13. The computer-readable storage medium of claim 12, further comprising generating a second video frame included in the video sequence by processing the image to reduce the resolution of the image from the second resolution to the first resolution.

14. The computer-readable storage medium of claim 12, wherein the first memory location and the second memory location are within the same memory device.

15. The computer-readable storage medium of claim 12, wherein images having the second resolution are automatically generated at periodic intervals related to the frame rate associated with the series of video frames.

16. The computer-readable storage medium of claim 15, wherein the duration of the periodic intervals is constant or variable.

17. The computer-readable storage medium of claim 12, wherein images having the second resolution are generated at periodic intervals based on a user-configurable setting.

18. The computer-readable storage medium of claim 12, wherein the image is generated based on at least one of (a) a sharpness associated with the second portion of the image data, (b) a brightness, a contrast, and/or a color associated with the second portion of the image data, (c) a determination of whether a face of a person is present in the second portion of image data, (d) a determination of whether eyes of a person are closed in the second portion of the image data, and (e) audio associated with the series of video frames.

19. The computer-readable storage medium of claim 12, wherein the digital image sensor has a maximum pixel resolution that is greater than the first resolution.

20. The computer-readable storage medium of claim 19, wherein the second resolution is substantially equal to the maximum pixel resolution.

21. The computer-readable storage medium of claim 12, wherein processing the first portion of the image data to generate the first video frame comprises encoding the first portion of the image data based on an H.264 codec.

22. The computer-readable storage medium of claim 12, wherein processing the second portion of the image data to generate the image comprises compressing the second portion of the image data based on a JPEG (Joint Photographic Experts Group) compression technique.

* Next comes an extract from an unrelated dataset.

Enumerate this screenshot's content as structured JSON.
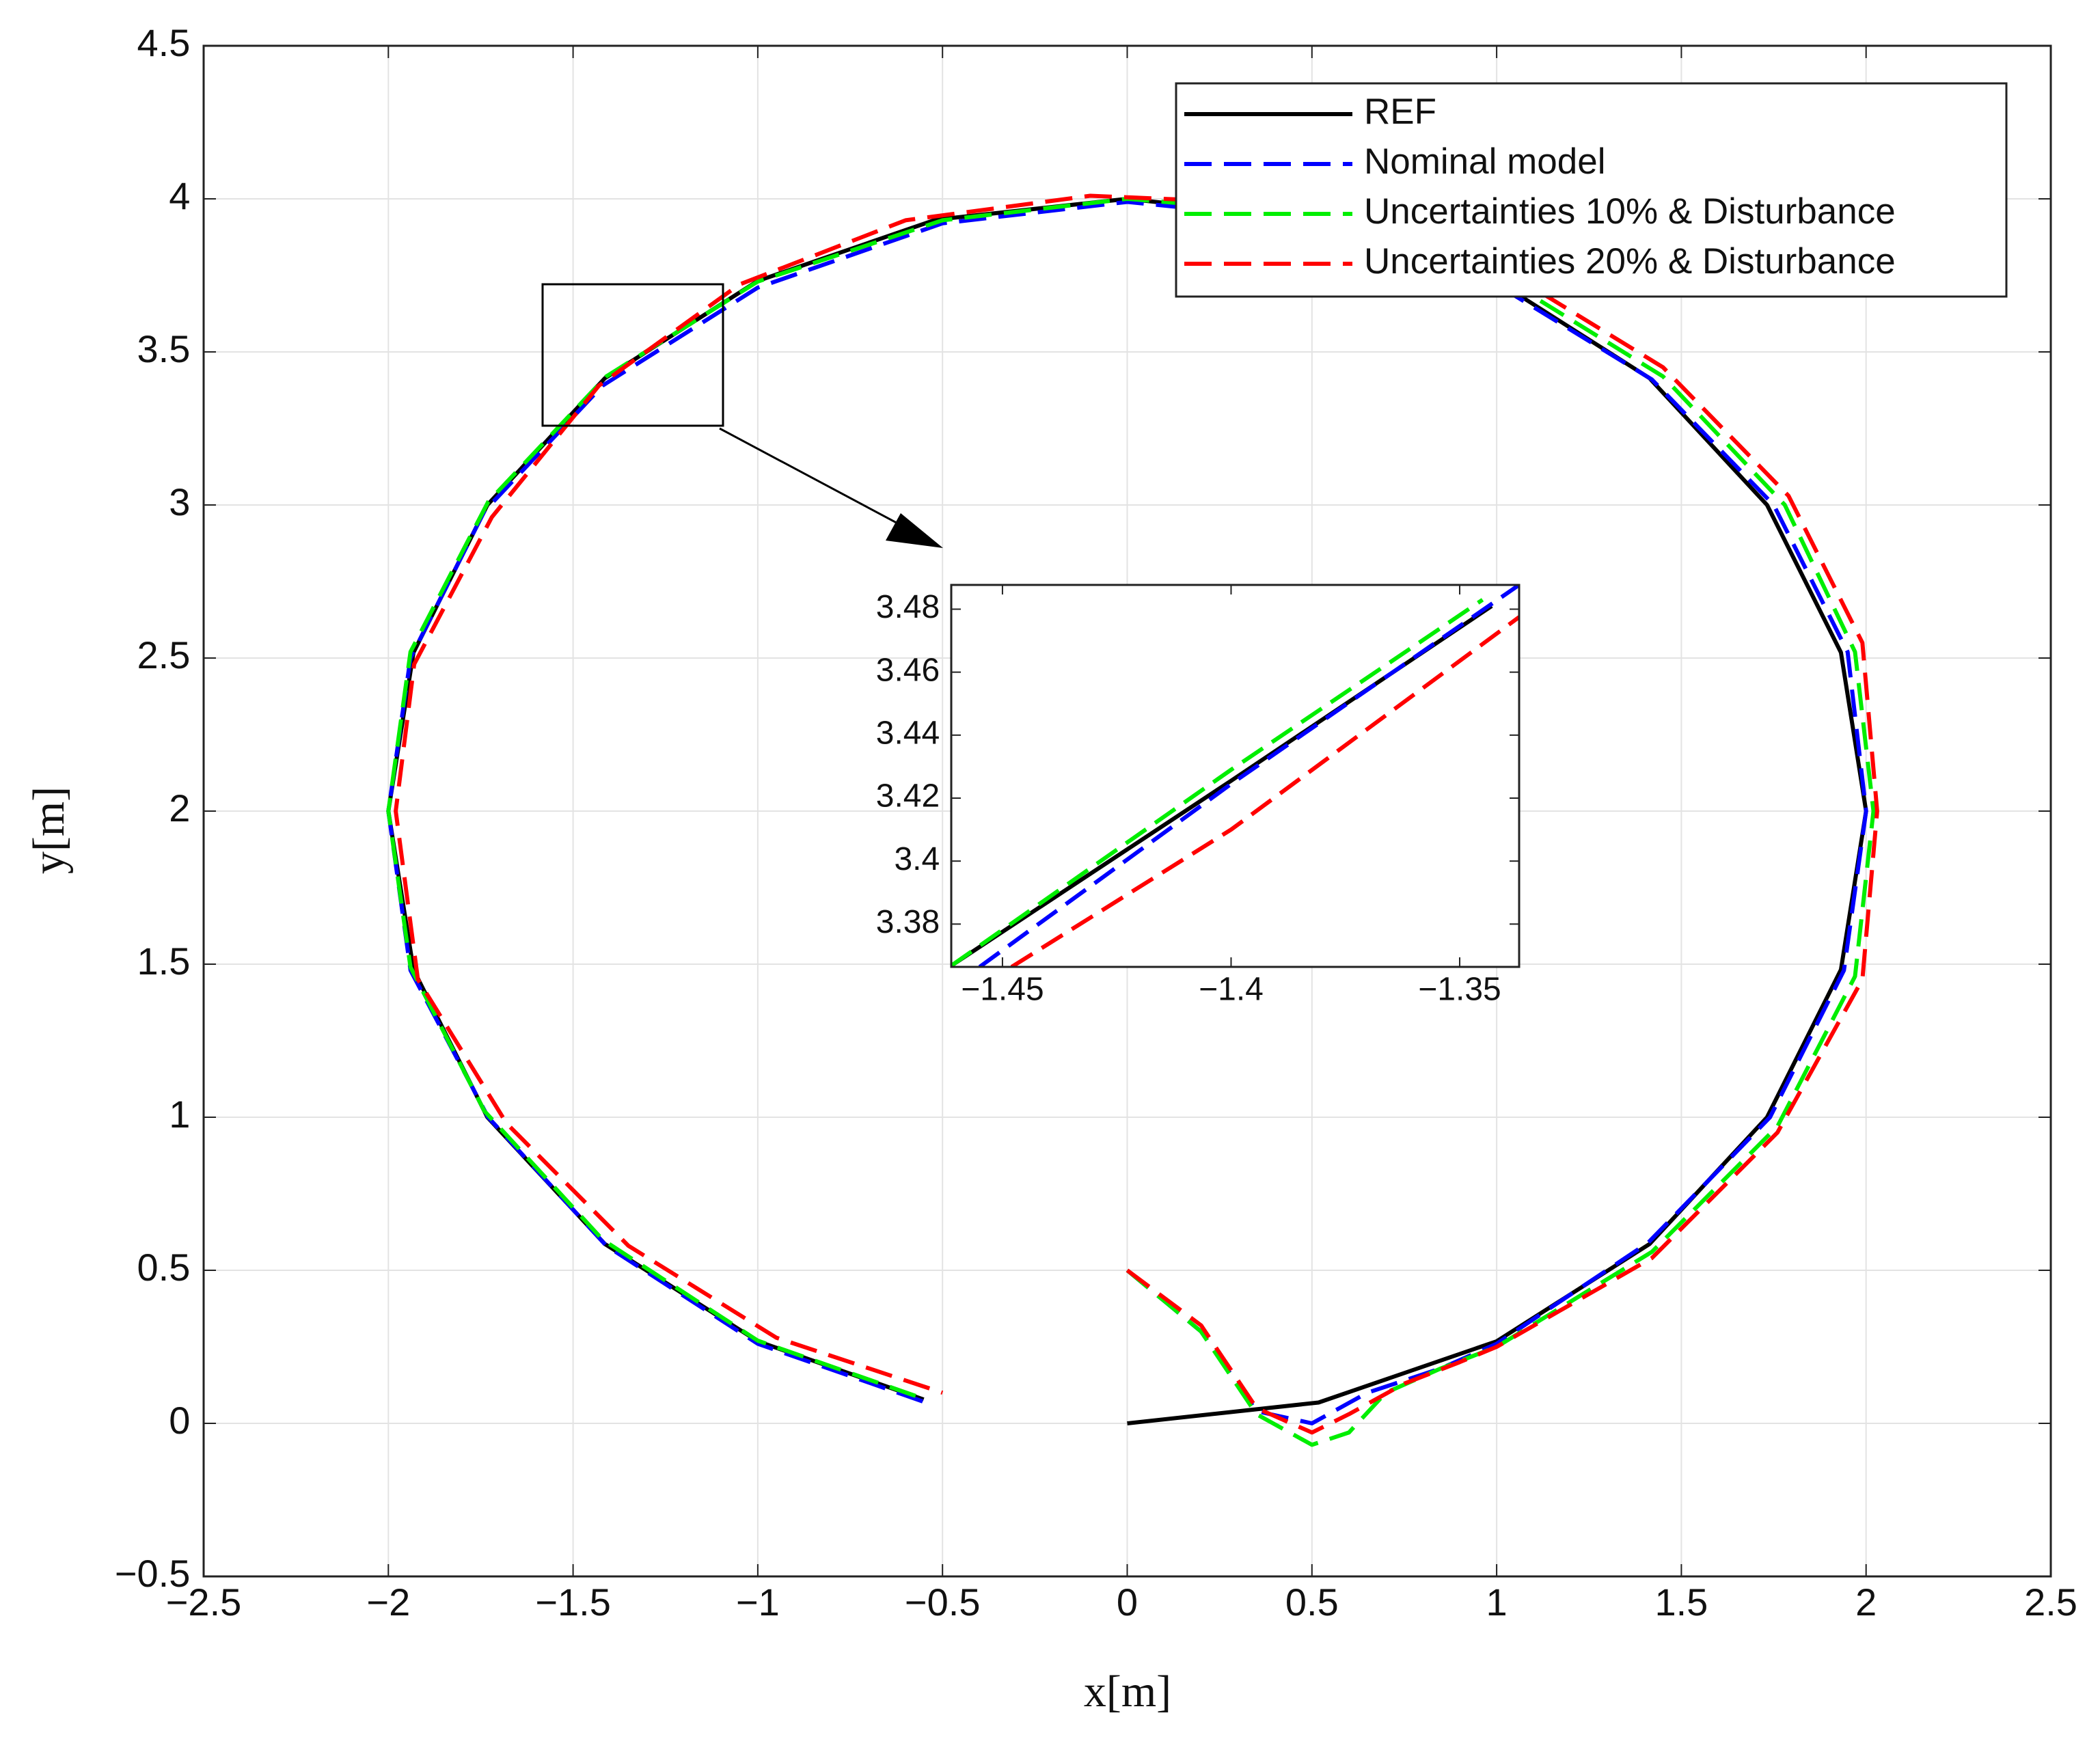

23. A computing device, comprising:

a digital image sensor characterized by a maximum pixel resolution;

a processor coupled to the digital image sensor and configured to: receive image data from the digital image sensor that is associated with a series of video frames, process a first portion of the image data to generate a first video frame included in a video sequence, wherein the first video frame has a first resolution that is less than the maximum pixel resolution, process a second portion of the image data to generate an image having a second resolution that is greater than the first resolution; and

a memory coupled to the processor configured to store the first video frame and the image.